Alle drei Gesprächspartner geben Einblicke in die Schulgeschichte, das Schulprofil und ihre Arbeit hier. Die GISSV wurde im Jahr 2000 gegründet, und zwar zunächst nur in Mountain View im Silicon Valley. 2012 kam San Francisco als zweiter Standort hinzu, zunächst in einem Gebäude, später drei Einzelgebäuden, im Stadtteil Presidio, von wo aus man dann vor wenigen Jahren in den Castro umzog.
Das Schulleben an beiden Standorten fällt in zweierlei Hinsicht auf: Kleine Lerngruppen mit modernen Lernarrangements dominieren und werden angenommen. Die freiwillige Entscheidung der freundlichen Schülerinnen und Schüler für Arbeit in kleinen Teams oder für den eigenständigen Wissenserwerb ist ebenso möglich und praktikabel wie die Orientierung an der Lehrkraft und ihrem Wissensvorsprung. Hinzu kommt eine schülernahe Medienausstattung.
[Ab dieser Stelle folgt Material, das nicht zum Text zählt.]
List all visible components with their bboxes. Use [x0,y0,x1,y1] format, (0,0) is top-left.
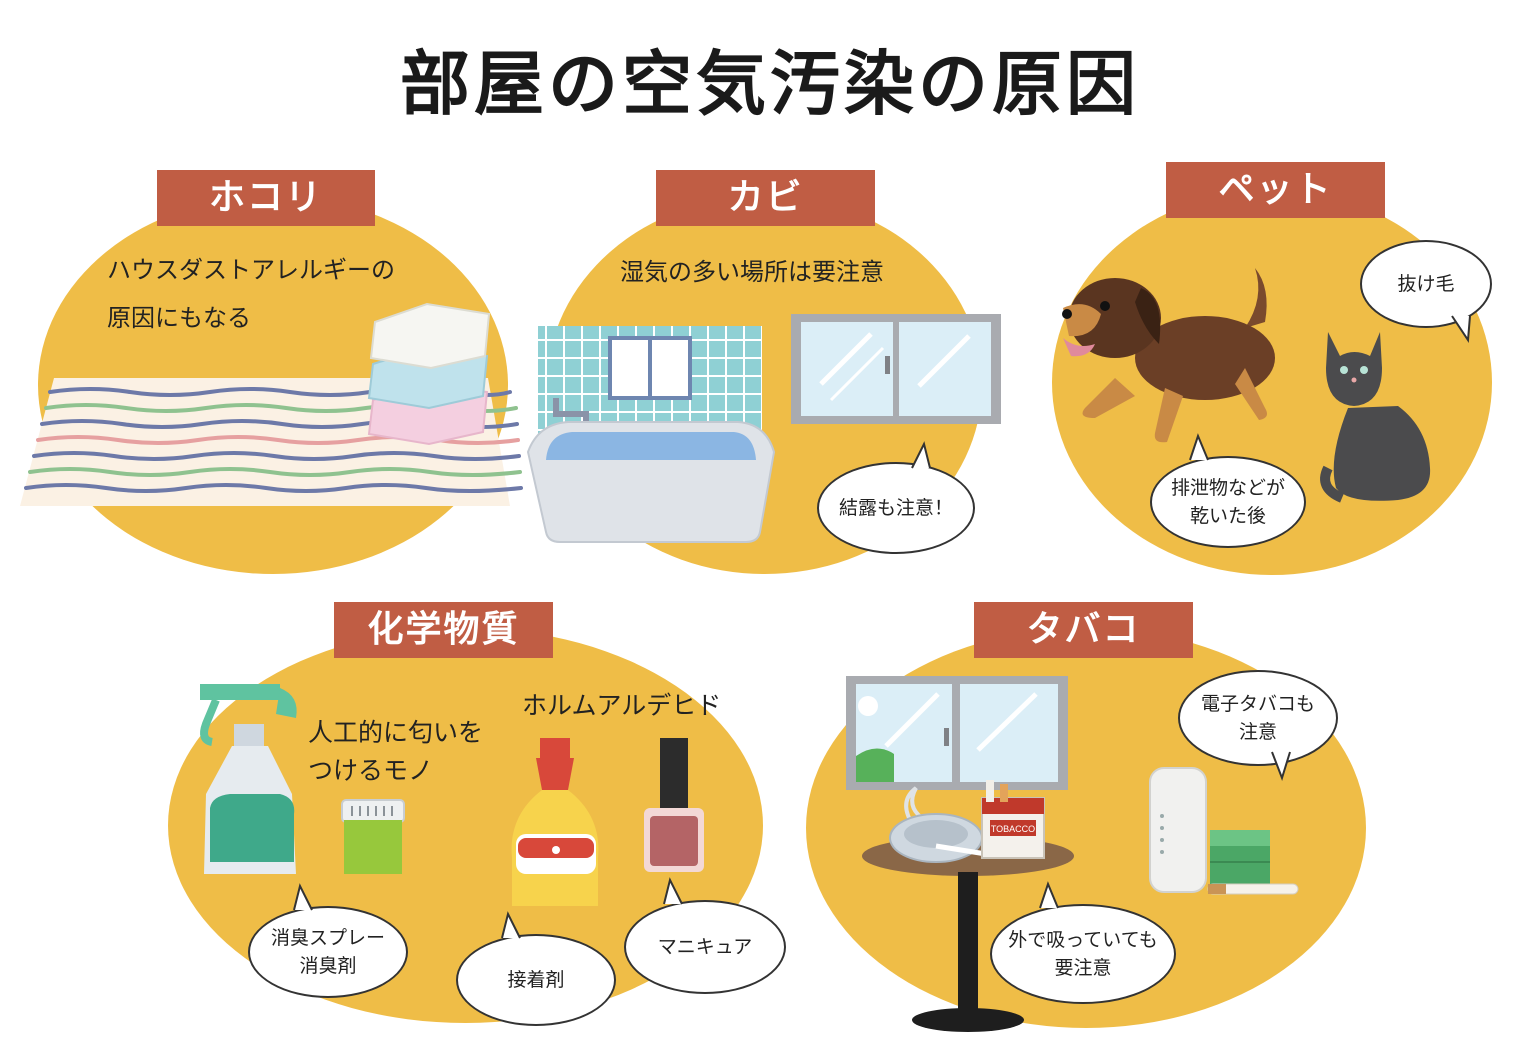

Zum Zweiten ist die Schule reich an außerunterrichtlichen Angeboten, die das Zusammenleben fördern und die Einbindung in zwei Nationen und ihre kulturellen Eigenarten nicht nur berücksichtigen, sondern intensivieren. Zu nennen wären hier der Middle School Dance im Herbst, das Sankt-Martin-Laternenfest oder ein von der Schule ausgerichteter Weihnachtsmarkt, dieser am Standort in Mountain View. Dieser findet nicht nur die Aufmerksamkeit, sondern auch die aktive Unterstützung Schulgemeinschaft. Überhaupt ist das Elternengagement ein auffälliges Merkmal dieser Schule. Der Identifikationsgrad der Elternschaft mit ihr ist groß, die Erwartungen an eine fundierte, dem sprichwörtlichen Bildungsziel einer deutschen Allgemeinbildung verpflichtete Bildungsidee ist es auch. Es besteht eine große Anmeldebereitschaft, die durchaus Ausdruck dieser Erwartung ist. Einen Platz an dieser Schule zu bekommen, darum bemühen sich nicht nur amerikanische oder deutsche Eltern in dieser Stadt, sondern auch Menschen aus lateinamerikanischen Ländern, Osteuropa Asien und aus aller Welt. Viele Bevölkerungsgruppen trifft man in hoher Zahl in der pazifischen Hafenstadt.
Zum pädagogischen Konzept der Schule mit den zwei Standorten gehört auch ein Ineinandergreifen der Bildungsabschnitte, d. h. in der Praxis, dass an jedem Dienstag Schülerinnen und Schüler nach Mountain View fahren, um mit den dortigen 7. und 8. Klassen zu arbeiten. Umgekehrt erscheinen auch die Schülerinnen und Schüler aus Mountain View gern zu Schulveranstaltungen in San Francisco.
Über einen Mangel an überregionaler Anerkennung muss sich die GISSV nicht beklagen. Zu nennen wäre hier die Verleihung des Titels „Smart School“, der IHK-Preis 2022/23 oder Auszeichnungen für eine moderne Medienerziehung.
Auf unserer Seite des Atlantiks darf man sich freuen über diese Schule, in der Völkerverständigung und die Pflege deutscher und europäischer Kultur eine schöne und ergiebige Synthese bilden.